セッション記号 A (大気水圏科学) » A-TT 計測技術・研究手法

[A-TT35] Machine Learning Techniques in Weather, Climate, Ocean, Hydrology and Disease Predictions

2025年5月30日(金) 15:30 〜 17:00 展示場特設会場 (2) (幕張メッセ国際展示場 7・8ホール)

コンビーナ:Jayanthi Venkata Ratnam(Application Laboratory, JAMSTEC)、Martineau Patrick(Japan Agency for Marine-Earth Science and Technology)、土井 威志(JAMSTEC)、Behera Swadhin(Climate Variation Predictability and Applicability Research Group, Application Laboratory, JAMSTEC, 3173-25 Showa-machi, Yokohama 236-0001)、座長:Jayanthi Venkata Ratnam(Application Laboratory, JAMSTEC)、Patrick Martineau(Japan Agency for Marine-Earth Science and Technology)

16:15 〜 16:30

[ATT35-10] Real-time predictions of the 2023–2025 climate conditions in the tropical Pacific using a purely data-driven Transformer model

*Rong-Hua Zhang1、Lu Zhou1Jiaxiang Gao1Hai Zhi1、Lingjiang Tao1 (1.Nanjing University of Information Science and Technology)

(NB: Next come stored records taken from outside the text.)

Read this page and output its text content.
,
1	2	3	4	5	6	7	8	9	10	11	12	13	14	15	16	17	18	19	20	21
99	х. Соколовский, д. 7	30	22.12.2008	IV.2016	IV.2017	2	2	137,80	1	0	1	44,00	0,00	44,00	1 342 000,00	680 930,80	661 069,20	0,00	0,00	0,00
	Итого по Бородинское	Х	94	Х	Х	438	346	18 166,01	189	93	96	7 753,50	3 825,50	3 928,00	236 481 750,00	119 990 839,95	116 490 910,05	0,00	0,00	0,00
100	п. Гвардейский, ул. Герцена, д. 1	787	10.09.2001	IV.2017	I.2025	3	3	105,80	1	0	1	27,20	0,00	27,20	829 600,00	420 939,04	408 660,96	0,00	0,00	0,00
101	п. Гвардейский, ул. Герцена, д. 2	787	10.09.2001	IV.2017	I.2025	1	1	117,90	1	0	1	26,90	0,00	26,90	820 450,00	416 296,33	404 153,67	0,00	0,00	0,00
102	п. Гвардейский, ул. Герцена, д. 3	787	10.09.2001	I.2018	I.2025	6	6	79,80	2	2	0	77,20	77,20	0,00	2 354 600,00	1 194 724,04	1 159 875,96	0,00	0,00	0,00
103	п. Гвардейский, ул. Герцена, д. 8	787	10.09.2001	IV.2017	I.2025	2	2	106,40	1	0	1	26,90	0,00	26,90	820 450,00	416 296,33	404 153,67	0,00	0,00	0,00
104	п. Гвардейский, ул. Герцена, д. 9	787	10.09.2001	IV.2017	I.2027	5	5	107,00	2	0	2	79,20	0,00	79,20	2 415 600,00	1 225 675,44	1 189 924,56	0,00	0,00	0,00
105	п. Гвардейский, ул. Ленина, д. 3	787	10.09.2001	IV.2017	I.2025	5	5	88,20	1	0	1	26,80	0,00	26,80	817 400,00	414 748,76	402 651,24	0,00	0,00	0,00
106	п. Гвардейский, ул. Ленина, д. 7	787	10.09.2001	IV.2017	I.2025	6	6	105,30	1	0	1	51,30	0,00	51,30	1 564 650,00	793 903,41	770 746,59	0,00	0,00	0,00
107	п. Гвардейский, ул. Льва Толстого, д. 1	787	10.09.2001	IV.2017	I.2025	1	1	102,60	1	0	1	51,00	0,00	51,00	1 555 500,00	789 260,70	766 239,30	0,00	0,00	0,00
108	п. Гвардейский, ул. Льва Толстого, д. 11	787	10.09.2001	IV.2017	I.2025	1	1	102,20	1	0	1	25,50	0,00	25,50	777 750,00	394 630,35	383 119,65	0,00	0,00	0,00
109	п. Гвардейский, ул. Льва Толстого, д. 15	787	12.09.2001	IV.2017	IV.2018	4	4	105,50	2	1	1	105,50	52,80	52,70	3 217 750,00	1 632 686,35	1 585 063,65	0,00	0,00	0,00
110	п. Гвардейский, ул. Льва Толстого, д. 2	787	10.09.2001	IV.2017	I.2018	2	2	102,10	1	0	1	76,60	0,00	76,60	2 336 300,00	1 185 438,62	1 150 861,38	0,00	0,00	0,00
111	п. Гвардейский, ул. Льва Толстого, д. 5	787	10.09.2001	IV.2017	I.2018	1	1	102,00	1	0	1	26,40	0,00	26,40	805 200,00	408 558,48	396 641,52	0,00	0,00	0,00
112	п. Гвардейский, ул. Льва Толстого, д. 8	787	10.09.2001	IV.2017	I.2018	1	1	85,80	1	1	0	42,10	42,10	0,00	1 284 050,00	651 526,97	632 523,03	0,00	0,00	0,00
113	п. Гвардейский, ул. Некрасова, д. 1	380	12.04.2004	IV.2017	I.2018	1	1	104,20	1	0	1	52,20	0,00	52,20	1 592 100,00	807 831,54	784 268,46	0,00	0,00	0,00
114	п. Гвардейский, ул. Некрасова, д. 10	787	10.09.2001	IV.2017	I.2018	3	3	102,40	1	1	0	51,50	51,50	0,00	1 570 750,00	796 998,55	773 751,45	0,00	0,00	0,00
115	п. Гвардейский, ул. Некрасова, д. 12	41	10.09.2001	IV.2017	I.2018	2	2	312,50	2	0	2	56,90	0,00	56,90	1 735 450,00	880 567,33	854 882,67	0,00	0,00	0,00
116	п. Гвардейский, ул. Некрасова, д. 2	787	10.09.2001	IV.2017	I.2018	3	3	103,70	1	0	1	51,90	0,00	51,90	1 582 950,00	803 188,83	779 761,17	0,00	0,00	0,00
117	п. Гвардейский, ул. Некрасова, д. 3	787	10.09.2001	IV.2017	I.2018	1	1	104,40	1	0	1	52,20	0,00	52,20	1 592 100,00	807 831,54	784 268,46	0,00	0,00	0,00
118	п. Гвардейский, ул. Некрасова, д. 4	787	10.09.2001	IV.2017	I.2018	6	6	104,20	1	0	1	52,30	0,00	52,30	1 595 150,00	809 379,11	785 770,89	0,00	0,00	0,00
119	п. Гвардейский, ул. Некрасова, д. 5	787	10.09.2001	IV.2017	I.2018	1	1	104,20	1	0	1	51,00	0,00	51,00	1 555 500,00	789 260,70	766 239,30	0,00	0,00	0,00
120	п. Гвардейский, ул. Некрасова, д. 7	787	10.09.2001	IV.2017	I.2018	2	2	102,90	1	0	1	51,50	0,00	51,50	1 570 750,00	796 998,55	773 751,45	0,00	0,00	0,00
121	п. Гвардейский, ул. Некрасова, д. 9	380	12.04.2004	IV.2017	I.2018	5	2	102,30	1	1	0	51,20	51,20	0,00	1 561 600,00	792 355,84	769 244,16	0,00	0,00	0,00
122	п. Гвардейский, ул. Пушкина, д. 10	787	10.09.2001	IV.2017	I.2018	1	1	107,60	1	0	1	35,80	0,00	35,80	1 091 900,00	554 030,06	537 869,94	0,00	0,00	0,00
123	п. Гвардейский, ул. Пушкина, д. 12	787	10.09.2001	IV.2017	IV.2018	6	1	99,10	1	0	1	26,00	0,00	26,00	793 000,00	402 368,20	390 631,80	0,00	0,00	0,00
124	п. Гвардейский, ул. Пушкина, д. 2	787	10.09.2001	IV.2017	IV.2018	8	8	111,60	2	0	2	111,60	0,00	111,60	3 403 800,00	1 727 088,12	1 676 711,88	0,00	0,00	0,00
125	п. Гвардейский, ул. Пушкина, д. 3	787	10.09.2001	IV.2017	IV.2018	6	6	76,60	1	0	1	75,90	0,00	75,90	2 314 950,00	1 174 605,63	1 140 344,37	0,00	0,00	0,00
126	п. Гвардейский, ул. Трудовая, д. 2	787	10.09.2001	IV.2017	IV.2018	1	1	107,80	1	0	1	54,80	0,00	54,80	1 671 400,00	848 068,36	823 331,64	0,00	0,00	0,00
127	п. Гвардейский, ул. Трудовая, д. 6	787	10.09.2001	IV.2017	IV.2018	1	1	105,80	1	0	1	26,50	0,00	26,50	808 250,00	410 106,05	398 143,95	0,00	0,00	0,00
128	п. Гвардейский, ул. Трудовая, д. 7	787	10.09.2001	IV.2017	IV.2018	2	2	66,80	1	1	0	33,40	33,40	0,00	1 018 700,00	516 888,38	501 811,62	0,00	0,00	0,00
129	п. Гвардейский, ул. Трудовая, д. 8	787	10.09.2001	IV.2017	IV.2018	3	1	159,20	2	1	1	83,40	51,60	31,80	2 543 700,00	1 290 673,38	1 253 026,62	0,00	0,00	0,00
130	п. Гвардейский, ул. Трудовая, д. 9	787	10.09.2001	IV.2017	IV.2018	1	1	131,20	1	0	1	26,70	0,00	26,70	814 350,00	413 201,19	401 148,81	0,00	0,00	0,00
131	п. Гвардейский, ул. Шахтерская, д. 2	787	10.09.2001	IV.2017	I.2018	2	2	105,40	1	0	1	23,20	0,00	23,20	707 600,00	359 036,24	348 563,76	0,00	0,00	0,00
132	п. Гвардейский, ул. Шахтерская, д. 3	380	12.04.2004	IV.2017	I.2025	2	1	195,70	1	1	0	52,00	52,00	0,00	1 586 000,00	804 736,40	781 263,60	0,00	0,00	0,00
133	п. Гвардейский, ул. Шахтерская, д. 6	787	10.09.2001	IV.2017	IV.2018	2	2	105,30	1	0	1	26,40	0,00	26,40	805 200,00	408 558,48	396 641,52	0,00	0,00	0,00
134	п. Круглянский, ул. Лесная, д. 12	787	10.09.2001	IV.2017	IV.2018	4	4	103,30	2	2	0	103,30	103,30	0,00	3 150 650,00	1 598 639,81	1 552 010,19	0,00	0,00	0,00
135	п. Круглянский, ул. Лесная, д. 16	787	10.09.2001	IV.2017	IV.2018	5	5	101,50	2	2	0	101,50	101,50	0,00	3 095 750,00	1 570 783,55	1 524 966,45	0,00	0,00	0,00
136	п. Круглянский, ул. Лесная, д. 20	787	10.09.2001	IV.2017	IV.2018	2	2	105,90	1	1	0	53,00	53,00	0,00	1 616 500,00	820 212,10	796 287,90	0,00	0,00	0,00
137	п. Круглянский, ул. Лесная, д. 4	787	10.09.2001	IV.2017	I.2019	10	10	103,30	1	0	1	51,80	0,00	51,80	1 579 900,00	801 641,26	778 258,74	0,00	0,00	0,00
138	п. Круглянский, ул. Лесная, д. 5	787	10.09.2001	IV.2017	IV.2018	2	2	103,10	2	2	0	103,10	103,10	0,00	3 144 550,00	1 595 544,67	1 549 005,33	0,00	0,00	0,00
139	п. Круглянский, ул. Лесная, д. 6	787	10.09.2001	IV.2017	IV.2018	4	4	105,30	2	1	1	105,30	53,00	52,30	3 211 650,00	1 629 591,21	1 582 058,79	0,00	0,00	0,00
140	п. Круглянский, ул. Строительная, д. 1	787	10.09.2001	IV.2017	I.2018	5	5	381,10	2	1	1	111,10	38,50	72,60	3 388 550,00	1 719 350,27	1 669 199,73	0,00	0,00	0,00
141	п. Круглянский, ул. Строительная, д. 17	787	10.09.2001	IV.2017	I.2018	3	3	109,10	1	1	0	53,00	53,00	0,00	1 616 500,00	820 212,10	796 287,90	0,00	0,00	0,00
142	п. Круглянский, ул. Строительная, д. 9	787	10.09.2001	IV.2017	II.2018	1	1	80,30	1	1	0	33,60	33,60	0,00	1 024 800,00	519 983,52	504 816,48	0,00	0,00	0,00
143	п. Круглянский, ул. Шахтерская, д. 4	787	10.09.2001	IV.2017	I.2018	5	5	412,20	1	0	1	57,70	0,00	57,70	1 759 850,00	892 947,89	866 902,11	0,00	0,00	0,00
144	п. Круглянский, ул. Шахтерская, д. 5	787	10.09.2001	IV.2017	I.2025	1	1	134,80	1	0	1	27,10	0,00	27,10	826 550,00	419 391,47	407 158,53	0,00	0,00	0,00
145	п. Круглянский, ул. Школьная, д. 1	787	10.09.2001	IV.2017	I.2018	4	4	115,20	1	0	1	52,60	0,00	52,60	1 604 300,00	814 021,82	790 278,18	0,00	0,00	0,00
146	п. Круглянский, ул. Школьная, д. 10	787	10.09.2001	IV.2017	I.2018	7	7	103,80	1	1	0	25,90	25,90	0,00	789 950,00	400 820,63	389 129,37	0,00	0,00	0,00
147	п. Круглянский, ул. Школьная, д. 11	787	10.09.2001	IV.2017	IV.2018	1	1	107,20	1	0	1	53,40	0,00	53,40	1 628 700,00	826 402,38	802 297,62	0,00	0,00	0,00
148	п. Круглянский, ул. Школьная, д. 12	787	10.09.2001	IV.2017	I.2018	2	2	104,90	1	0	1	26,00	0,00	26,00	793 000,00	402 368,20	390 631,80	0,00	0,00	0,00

キーワード:Transformer model, 3D-Geoformer, coupling representation, the 2023–2024 El Niño, real-time prediction, performance and evaluation

Following triple La Niña events during 2020–2022, the future evolution of climate conditions over the tropical Pacific has been a focused interest in ENSO-related communities. Observations and modeling studies indicate that an El Niño event is occurring in 2023; however, large uncertainties remain in terms of its detailed evolution, and the factors affecting its resultant amplitude remain to be understood. Here, a novel deep learning-based Transformer model is adopted to make real-time predictions for the 2023–2025 climate conditions in the tropical Pacific. Several key fields vital to the El Niño and Southern Oscillation (ENSO) in the tropical Pacific are collectively and simultaneously utilized in model training and in making predictions; therefore, this purely data-driven model is configured in both training and predicting procedures such that the coupled ocean-atmosphere interactions are adequately represented. Also similar to dynamic models, the prediction procedure is executed in a rolling manner to allow ocean-atmosphere anomaly exchanges month by month; the related key fields during multi-month time intervals (TIs) prior to prediction target months are taken as input predictors, serving as initial conditions to precondition the future evolution more effectively. Real-time predictions indicate that the climate conditions in the tropical Pacific are surely to develop into an El Niño state in late 2023. Furthermore, sensitivity experiments are conducted to examine how prediction skills are affected by the input predictor specifications, including TIs during which information on initial conditions is retained for making predictions. A comparison with other dynamic coupled models is also made to demonstrate the prediction performance for the 2023-2024 El Niño event.